Sorry for my english as well.


----------



## --Kyba-- (Aug 9, 2013)

Fur Piled sounds like your best bet, but it is 90% LGBT, it's kind of like "slice of life" style, so yea it has romance and a lot of drama.


----------



## Zenia (Aug 9, 2013)

You can check out the comic I am making with Graymuzzle. He wrote the story (the text story is completed and available on his SoFurry account) and I am adapting it to comic. We post twice a week. His story is about a year in the life of an anthro poodle girl. The world is a mix of anthros and humans. Other main characters include her love interest (a human), an Irish setter, chihuahua, cocker spaniel and others.

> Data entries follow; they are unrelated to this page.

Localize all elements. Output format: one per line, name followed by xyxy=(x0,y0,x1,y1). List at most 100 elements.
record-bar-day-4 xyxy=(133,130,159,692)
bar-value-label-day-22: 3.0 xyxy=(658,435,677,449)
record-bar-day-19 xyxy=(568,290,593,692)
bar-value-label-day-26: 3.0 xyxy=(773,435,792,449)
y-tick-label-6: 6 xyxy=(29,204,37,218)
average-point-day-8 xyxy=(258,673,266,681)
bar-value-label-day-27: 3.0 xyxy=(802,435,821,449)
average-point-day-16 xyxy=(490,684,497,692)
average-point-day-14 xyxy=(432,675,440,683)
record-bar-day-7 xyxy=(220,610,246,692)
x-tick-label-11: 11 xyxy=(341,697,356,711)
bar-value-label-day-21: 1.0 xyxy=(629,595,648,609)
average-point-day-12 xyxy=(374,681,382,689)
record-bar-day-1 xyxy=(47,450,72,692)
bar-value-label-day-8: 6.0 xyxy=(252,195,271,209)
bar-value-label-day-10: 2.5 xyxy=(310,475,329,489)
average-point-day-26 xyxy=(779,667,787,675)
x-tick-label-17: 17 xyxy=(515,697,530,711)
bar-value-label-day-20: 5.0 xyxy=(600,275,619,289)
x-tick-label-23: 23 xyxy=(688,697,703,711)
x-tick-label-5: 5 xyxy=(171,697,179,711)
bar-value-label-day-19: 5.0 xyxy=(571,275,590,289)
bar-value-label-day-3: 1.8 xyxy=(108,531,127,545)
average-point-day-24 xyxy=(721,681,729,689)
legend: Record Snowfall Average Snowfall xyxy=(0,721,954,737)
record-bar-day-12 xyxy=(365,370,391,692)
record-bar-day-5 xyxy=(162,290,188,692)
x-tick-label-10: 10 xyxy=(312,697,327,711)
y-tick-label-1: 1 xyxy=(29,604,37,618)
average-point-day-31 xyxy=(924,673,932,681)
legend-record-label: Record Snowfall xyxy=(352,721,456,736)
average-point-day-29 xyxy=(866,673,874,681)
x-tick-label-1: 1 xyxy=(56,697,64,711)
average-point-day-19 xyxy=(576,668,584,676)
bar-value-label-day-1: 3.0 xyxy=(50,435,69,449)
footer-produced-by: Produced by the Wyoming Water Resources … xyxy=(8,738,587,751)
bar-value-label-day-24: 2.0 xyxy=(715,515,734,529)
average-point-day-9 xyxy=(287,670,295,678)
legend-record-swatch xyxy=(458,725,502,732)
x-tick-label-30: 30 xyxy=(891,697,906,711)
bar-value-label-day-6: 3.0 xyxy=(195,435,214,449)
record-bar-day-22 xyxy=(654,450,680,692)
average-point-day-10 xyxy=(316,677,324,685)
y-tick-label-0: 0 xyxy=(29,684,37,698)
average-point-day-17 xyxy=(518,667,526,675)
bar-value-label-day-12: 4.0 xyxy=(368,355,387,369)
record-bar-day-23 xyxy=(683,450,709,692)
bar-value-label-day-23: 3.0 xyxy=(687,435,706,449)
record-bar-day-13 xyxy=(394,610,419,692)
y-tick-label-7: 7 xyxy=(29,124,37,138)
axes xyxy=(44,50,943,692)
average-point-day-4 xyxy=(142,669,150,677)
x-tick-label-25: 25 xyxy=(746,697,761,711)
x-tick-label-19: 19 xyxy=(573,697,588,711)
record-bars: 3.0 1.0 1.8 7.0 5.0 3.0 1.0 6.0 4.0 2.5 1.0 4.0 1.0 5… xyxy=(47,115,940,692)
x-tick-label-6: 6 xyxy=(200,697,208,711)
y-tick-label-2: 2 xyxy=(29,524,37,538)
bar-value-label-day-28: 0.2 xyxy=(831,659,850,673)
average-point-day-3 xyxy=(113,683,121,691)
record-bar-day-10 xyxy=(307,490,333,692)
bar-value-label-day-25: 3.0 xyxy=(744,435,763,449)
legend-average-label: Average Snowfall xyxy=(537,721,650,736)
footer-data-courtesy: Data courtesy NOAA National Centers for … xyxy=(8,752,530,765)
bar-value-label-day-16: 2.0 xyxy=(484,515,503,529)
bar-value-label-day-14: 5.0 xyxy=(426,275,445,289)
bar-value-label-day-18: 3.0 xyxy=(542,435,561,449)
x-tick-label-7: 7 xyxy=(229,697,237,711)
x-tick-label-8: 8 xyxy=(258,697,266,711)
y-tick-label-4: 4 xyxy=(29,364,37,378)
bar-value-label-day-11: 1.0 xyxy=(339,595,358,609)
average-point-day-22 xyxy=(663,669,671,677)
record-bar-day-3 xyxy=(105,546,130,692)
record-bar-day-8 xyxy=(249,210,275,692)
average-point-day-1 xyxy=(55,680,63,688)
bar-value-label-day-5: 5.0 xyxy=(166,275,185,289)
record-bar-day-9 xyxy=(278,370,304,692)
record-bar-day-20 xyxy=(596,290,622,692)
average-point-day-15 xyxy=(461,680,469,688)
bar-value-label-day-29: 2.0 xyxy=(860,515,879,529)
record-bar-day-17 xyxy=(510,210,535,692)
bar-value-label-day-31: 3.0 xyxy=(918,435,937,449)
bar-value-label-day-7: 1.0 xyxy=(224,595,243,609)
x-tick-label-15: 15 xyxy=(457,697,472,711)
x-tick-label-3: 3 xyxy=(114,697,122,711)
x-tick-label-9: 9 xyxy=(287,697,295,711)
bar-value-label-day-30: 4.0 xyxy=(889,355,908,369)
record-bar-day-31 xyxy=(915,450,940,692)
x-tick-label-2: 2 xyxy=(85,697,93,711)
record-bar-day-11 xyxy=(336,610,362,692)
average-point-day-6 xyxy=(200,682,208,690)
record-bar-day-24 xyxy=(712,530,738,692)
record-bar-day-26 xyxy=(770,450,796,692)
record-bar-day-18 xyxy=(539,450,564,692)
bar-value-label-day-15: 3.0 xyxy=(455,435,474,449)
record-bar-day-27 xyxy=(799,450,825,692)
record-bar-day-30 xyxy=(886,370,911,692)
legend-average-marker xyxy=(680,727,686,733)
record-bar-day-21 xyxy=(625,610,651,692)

http://www.furaffinity.net/view/9230135/

There are adult scenes, but it isn't primarily a porn comic. I have 79 pages posted on my account so far (I post a few weeks behind Gray so he gets more of the attention) and he is up to the current page 95.


----------



## Kit H. Ruppell (Aug 9, 2013)

The only things that come to mind are Circles and Associated Student Bodies.


----------



## VGmaster9 (Aug 10, 2013)

Well you might like Rascals, though I'm not a hardcore fan of it. It might have what you're looking for.


----------



## Ginfinite (Aug 19, 2013)

Husky92, about a werewolf and human in highschool LGBT. And also captaingerbear same concept but shorter. I recommend these. :-D gay characters, codyvfrost does have comics but not romantic


----------



## Aleu (Aug 30, 2013)

Las Lindas has romance and drama. Nothing LGBT that I've noticed.


----------